Henry Higgins’ Ways

        My Fair Lady (1964), directed by George Cukor and based on George Bernard Shaw's 1913 Pygmalion, is, by far, one of my favorite musicals of all time for the obvious attraction between Higgins and Eliza and both of their humorous stubbornness to admit it openly. I know that their attraction is not crystal clear to everyone, but the fact that they despise each other so openly is proof that they are just waiting for the other to admit their feelings. But Higgins, now he is a difficult character to understand completely. This is a man who does not just mistreat Eliza but is also hard on everybody, even his own mother.
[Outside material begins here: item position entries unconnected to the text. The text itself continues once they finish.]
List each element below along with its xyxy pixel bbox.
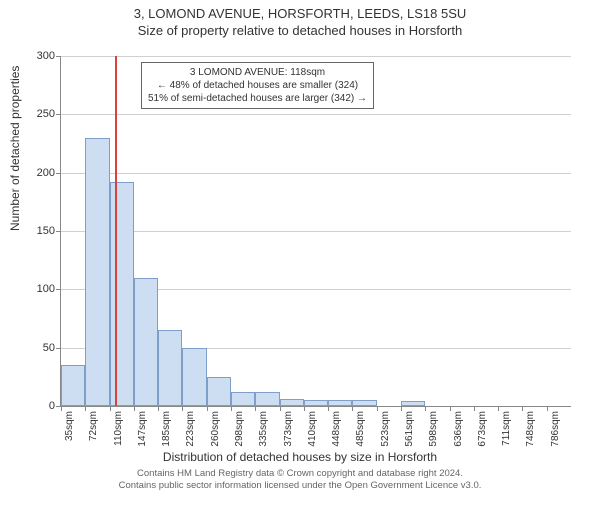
info-box: 3 LOMOND AVENUE: 118sqm← 48% of detached… bbox=[141, 62, 374, 109]
xtick-mark bbox=[425, 406, 426, 411]
histogram-bar bbox=[401, 401, 425, 406]
xtick-mark bbox=[85, 406, 86, 411]
xtick-mark bbox=[158, 406, 159, 411]
xtick-mark bbox=[474, 406, 475, 411]
histogram-bar bbox=[352, 400, 376, 406]
gridline bbox=[61, 114, 571, 115]
xtick-mark bbox=[328, 406, 329, 411]
y-axis-label: Number of detached properties bbox=[8, 66, 22, 231]
xtick-mark bbox=[377, 406, 378, 411]
x-axis-label: Distribution of detached houses by size … bbox=[0, 450, 600, 464]
xtick-mark bbox=[61, 406, 62, 411]
histogram-bar bbox=[158, 330, 182, 406]
xtick-mark bbox=[182, 406, 183, 411]
attribution-line-2: Contains public sector information licen… bbox=[0, 480, 600, 492]
ytick-label: 300 bbox=[15, 50, 55, 62]
histogram-bar bbox=[304, 400, 328, 406]
xtick-mark bbox=[498, 406, 499, 411]
histogram-bar bbox=[110, 182, 134, 406]
histogram-bar bbox=[280, 399, 304, 406]
xtick-mark bbox=[231, 406, 232, 411]
histogram-bar bbox=[134, 278, 158, 406]
xtick-mark bbox=[401, 406, 402, 411]
xtick-mark bbox=[134, 406, 135, 411]
ytick-label: 200 bbox=[15, 167, 55, 179]
property-marker-line bbox=[115, 56, 117, 406]
histogram-bar bbox=[231, 392, 255, 406]
attribution-line-1: Contains HM Land Registry data © Crown c… bbox=[0, 468, 600, 480]
xtick-mark bbox=[547, 406, 548, 411]
ytick-mark bbox=[56, 173, 61, 174]
gridline bbox=[61, 173, 571, 174]
ytick-label: 150 bbox=[15, 225, 55, 237]
histogram-bar bbox=[255, 392, 279, 406]
xtick-mark bbox=[352, 406, 353, 411]
histogram-bar bbox=[61, 365, 85, 406]
xtick-mark bbox=[110, 406, 111, 411]
histogram-bar bbox=[85, 138, 109, 406]
gridline bbox=[61, 56, 571, 57]
ytick-label: 250 bbox=[15, 108, 55, 120]
histogram-bar bbox=[182, 348, 206, 406]
plot-region: 05010015020025030035sqm72sqm110sqm147sqm… bbox=[60, 56, 571, 407]
page-title: 3, LOMOND AVENUE, HORSFORTH, LEEDS, LS18… bbox=[0, 6, 600, 21]
info-box-line: ← 48% of detached houses are smaller (32… bbox=[148, 79, 367, 92]
info-box-line: 3 LOMOND AVENUE: 118sqm bbox=[148, 66, 367, 79]
ytick-label: 100 bbox=[15, 283, 55, 295]
ytick-mark bbox=[56, 348, 61, 349]
ytick-mark bbox=[56, 231, 61, 232]
histogram-bar bbox=[328, 400, 352, 406]
chart-area: 05010015020025030035sqm72sqm110sqm147sqm… bbox=[60, 56, 570, 406]
ytick-mark bbox=[56, 56, 61, 57]
xtick-mark bbox=[304, 406, 305, 411]
xtick-mark bbox=[450, 406, 451, 411]
attribution: Contains HM Land Registry data © Crown c… bbox=[0, 468, 600, 493]
xtick-mark bbox=[280, 406, 281, 411]
histogram-bar bbox=[207, 377, 231, 406]
ytick-label: 50 bbox=[15, 342, 55, 354]
chart-subtitle: Size of property relative to detached ho… bbox=[0, 23, 600, 38]
ytick-label: 0 bbox=[15, 400, 55, 412]
ytick-mark bbox=[56, 289, 61, 290]
xtick-mark bbox=[207, 406, 208, 411]
info-box-line: 51% of semi-detached houses are larger (… bbox=[148, 92, 367, 105]
xtick-mark bbox=[255, 406, 256, 411]
gridline bbox=[61, 231, 571, 232]
xtick-mark bbox=[522, 406, 523, 411]
ytick-mark bbox=[56, 114, 61, 115]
        Henry Higgins is played by an actor who I have seen in a few other films previous to this one, Rex Harrison. Ironically, he became the original Dr. Dolittle three years after he did "My Fair Lady." It is ironic because of the co-character is this story, Eliza Doolittle, portrayed by Audrey Hepburn. These two are at each other's throats throughout the entire film, but Higgins is especially hard to deal with since he does not seem to have any feeling for anyone but himself. I think the term to describe a person like Higgins is misanthrope: someone who dislikes and distrusts everyone whom he comes into contact with. This is evident in his behavior in the first scene in the musical when he mocks Eliza's tone and way of speaking as well as insulting her with no regard. There are even a few scenes that he shows some disrespect toward Col. Pickering, played by Wilfrid Hyde-White. During the whole teaching experience, Higgins is constantly rude and disrespectful to Eliza. And, when things are all said and done, he does not even congratulate her.

        I have heard some bizarre love stories before, but this is one of the most strange that I have ever seen. Higgins can never even admit to himself how he feels about Eliza except that he had grown accustomed to seeing her around and knows that he would not be able to deal with it if she left. But he does get a little better at the end when he asked for his slippers. It is his way of showing Eliza his true feelings without changing his actions, just as he has said. I guess there are just some ways of doing things, and then there are the Henry Higgins ways.